Il ne saurait cependant être statué sur les frais d’exécution futurs éventuels pour le recouvrement des sommes dues, dès lors que l’opportunité de ces frais futurs est pour l’heure ignorée.
Il serait inéquitable de laisser à la charge de Madame [K] [J] les frais irrépétibles qu’elle a été contrainte d’exposer pour faire valoir ses droit.
Monsieur [S] [F] sera ne conséquence condamné à lui verser la somme de 200 euros sur le fondement des dispositions de l’article 700 du code de procédure civile.

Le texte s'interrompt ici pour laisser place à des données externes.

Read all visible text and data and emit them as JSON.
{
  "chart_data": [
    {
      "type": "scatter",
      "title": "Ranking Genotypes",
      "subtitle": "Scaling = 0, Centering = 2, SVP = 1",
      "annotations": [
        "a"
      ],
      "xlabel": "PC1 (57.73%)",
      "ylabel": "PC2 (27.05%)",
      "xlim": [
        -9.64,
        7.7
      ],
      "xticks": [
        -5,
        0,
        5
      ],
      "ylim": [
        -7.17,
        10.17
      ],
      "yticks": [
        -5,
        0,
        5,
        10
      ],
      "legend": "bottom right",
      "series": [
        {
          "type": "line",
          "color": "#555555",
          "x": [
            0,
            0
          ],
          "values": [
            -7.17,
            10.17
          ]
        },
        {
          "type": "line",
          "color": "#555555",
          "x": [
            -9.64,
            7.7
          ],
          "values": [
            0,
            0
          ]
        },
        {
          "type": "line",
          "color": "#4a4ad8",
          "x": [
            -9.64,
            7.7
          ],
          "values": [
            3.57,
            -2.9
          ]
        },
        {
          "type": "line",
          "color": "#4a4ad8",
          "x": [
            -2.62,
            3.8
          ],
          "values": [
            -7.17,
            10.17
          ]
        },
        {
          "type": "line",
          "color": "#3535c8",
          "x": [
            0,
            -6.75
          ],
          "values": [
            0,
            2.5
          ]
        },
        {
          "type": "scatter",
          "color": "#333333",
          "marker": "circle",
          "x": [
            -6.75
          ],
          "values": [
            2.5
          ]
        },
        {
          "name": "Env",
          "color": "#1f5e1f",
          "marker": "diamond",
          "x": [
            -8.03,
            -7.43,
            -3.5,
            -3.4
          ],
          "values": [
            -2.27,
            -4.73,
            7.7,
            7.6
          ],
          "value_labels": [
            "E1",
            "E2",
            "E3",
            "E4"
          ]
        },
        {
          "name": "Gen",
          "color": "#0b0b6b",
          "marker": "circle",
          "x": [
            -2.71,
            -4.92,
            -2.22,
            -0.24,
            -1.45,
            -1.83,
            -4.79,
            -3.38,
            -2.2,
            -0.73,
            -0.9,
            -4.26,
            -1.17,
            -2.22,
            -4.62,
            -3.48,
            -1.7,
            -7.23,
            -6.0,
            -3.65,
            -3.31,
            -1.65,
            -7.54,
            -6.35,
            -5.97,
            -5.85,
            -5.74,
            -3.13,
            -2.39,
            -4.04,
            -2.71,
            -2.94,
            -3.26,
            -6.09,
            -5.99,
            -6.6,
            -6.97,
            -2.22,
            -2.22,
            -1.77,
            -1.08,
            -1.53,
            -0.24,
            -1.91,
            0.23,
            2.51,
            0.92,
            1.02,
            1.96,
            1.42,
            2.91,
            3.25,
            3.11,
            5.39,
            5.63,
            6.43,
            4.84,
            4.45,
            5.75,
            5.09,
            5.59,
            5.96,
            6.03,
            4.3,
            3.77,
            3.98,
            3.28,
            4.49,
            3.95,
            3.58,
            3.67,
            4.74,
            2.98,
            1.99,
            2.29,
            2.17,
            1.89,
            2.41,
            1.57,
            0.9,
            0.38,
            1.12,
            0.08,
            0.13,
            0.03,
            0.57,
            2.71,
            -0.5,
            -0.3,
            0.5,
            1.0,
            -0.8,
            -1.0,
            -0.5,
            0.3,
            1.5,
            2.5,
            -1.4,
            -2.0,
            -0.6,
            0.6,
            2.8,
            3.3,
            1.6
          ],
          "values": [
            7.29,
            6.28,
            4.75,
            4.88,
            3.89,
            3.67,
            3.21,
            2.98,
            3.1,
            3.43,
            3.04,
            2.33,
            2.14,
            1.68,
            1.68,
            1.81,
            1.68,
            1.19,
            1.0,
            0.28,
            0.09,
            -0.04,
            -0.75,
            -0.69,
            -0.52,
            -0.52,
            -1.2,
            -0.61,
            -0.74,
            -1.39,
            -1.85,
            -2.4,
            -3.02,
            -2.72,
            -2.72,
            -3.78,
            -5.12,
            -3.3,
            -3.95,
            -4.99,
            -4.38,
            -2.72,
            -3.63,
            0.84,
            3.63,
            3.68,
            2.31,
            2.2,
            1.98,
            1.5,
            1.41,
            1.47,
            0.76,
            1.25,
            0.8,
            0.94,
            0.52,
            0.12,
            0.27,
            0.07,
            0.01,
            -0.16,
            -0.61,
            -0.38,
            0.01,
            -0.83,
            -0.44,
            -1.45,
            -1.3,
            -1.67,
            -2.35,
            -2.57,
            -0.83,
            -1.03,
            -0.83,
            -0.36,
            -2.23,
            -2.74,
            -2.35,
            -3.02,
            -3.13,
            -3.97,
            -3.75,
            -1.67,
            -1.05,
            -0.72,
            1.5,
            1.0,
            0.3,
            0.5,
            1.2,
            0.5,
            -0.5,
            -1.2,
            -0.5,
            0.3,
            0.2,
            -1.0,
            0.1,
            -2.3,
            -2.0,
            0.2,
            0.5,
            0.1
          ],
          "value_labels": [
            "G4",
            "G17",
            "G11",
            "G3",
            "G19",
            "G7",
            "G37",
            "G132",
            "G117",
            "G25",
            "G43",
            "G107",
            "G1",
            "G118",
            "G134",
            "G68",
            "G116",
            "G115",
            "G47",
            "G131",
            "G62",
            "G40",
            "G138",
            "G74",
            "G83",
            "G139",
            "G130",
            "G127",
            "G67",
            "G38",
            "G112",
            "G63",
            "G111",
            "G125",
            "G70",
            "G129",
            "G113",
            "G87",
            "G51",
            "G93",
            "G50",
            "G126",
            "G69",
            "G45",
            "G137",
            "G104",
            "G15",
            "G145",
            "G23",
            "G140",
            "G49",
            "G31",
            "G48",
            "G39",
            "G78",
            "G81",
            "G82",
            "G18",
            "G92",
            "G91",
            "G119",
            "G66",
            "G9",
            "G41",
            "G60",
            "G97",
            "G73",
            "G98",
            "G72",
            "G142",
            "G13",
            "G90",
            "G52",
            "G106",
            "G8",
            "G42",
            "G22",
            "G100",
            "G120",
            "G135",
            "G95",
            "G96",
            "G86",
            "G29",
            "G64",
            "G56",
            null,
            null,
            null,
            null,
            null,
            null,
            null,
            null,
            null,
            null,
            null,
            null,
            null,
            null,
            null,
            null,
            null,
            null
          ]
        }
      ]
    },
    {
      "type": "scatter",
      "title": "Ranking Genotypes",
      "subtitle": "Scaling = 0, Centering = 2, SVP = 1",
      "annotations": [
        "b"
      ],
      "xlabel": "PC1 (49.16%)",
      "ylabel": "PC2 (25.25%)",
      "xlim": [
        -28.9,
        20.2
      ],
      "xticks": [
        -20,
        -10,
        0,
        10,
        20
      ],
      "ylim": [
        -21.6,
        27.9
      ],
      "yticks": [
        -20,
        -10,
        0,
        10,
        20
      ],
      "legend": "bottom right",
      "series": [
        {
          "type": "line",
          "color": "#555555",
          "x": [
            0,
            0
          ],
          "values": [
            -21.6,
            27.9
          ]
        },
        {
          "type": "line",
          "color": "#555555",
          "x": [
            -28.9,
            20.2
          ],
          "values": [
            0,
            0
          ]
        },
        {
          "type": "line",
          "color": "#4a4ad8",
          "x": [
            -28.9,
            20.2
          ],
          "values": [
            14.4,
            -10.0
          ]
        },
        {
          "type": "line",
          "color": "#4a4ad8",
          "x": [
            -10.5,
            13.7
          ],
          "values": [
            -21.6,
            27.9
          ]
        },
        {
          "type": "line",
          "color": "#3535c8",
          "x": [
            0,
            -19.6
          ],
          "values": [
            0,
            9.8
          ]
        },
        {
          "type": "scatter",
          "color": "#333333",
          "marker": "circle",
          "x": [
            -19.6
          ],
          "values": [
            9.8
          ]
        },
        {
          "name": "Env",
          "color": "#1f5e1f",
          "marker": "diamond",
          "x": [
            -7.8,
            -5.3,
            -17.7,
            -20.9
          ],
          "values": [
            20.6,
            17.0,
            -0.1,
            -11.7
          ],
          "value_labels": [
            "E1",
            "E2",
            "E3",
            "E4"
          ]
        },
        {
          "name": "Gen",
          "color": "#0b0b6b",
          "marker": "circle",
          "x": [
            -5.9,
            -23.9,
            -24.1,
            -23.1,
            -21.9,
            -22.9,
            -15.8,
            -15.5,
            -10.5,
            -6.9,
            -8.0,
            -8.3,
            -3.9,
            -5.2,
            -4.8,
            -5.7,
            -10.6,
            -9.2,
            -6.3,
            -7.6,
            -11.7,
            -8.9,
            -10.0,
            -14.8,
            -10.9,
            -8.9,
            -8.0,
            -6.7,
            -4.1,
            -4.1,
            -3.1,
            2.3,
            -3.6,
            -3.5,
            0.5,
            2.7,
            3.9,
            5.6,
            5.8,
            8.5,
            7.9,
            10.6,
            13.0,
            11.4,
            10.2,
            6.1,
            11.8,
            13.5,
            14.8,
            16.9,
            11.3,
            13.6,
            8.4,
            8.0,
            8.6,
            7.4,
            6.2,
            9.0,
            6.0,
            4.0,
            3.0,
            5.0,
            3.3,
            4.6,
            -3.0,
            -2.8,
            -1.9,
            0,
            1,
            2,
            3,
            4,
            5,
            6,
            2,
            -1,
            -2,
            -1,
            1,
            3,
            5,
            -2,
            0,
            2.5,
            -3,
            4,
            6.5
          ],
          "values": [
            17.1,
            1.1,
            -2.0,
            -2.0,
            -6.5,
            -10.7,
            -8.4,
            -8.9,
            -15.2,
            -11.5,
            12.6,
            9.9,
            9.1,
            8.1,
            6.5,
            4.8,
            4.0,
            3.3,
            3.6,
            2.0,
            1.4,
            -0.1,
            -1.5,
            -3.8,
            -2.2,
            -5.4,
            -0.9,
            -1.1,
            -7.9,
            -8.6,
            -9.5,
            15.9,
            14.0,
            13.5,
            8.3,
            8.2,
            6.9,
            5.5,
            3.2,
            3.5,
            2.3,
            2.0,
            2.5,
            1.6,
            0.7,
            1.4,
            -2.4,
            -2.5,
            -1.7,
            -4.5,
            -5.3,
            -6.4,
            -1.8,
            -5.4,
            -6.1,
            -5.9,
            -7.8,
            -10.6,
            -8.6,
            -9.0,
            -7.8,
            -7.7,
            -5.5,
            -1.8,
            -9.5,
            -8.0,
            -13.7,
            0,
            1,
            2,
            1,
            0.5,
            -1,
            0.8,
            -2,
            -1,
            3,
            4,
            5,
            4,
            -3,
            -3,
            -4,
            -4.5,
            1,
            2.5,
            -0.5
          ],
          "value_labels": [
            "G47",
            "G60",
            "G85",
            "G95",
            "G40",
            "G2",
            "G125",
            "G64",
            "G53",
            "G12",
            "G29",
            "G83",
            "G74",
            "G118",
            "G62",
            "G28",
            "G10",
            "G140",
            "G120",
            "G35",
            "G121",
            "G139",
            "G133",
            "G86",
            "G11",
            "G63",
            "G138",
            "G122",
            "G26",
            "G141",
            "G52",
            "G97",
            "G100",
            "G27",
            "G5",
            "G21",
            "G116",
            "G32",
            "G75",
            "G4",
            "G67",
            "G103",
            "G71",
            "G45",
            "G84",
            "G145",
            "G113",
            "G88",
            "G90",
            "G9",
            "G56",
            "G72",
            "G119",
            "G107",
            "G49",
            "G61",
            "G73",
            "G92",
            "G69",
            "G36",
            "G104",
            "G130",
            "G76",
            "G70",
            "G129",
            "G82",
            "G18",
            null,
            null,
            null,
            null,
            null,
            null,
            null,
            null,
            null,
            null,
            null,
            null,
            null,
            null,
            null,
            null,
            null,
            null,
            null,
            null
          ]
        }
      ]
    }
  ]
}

Conformément aux dispositions de l’article 514 du code de procédure civile, la présente décision est exécutoire de droit à titre provisoire.
PAR CES MOTIFS
Le juge des contentieux de la protection, après débats publics, par jugement mis à disposition au greffe de la juridiction, contradictoire et en premier ressort,
CONSTATE que les conditions d’acquisition de la clause résolutoire figurant au bail en date des 10 et 12 septembre 2029 entre Madame [K] [J] et Monsieur [S] [F] concernant le logement à usage d’habitation sis [Adresse 1], sont réunies à la date du 18 février 2025 ;
En conséquence,
ORDONNE l’expulsion de Monsieur [S] [F] et de celle de tous occupants de son chef ;
DIT qu’à défaut pour Monsieur [S] [F] d’avoir volontairement libéré les lieux et restitué les clés, Madame [K] [J] pourra, deux mois après la signification d’un commandement de quitter les lieux, faire procéder à son expulsion ainsi qu’à celle de tous occupants de son chef, y compris le cas échéant avec le concours d’un serrurier et de la force publique et au transport des meubles laissés dans les lieux dans le local qu’il plaira au demandeur aux frais et risques de l’expulsé, conformément aux dispositions de l’article R433-1 du code des procédures civiles d’exécution ;
CONDAMNE Monsieur [S] [F] à verser à Madame [K] [J] la somme de 10.537,08 euros au titre de l’arriéré locatif (terme de septembre 2025 inclus) et DIT que cette somme qui portera intérêts au taux légal à compter du commandement de payer du 17 décembre 2024 à concurrence de la somme de 5.122,26 euros, à concurrence de celle de 1.353,04 euros à compter de l’assignation du 17 avril 2025 et à compter du présent jugement pour le surplus ;
CONDAMNE Monsieur [S] [F] à payer à Madame [K] [J] une indemnité mensuelle d’occupation égale au montant du loyer et charges qui auraient été dus en l’absence de résiliation du bail, à compter du 1er octobre 2025, soit la somme mensuelle de 853,63 euros, et ce jusqu’à la date de la libération effective et définitive des lieux caractérisée par la restitution des clés, avec intérêts au taux légal à compter de la date d’exigibilité des indemnités d’occupation à échoir ;
DIT que la présente décision sera notifiée par le greffe du tribunal à Monsieur le Préfet de la MARNE en application de l’article R412-2 du code des procédures civiles d’exécution;
CONDAMNE Monsieur [S] [F] aux entiers dépens de la présente procédure qui comprendront notamment le coût du commandement de payer, de sa dénonciation aux organismes préfectoraux compétents, de l’assignation et de sa notification aux dits organismes ainsi que de la signification de la présente décision ;
CONDAMNE Monsieur [S] [F] à verser à Madame [K] [J] la somme de 200 euros sur le fondement des dispositions de l’article 700 du code de procédure civile ;
DEBOUTE Madame [K] [J] du surplus de ses prétentions ;
RAPPELLE que la présente décision est exécutoire, frais et dépens compris, à titre provisoire.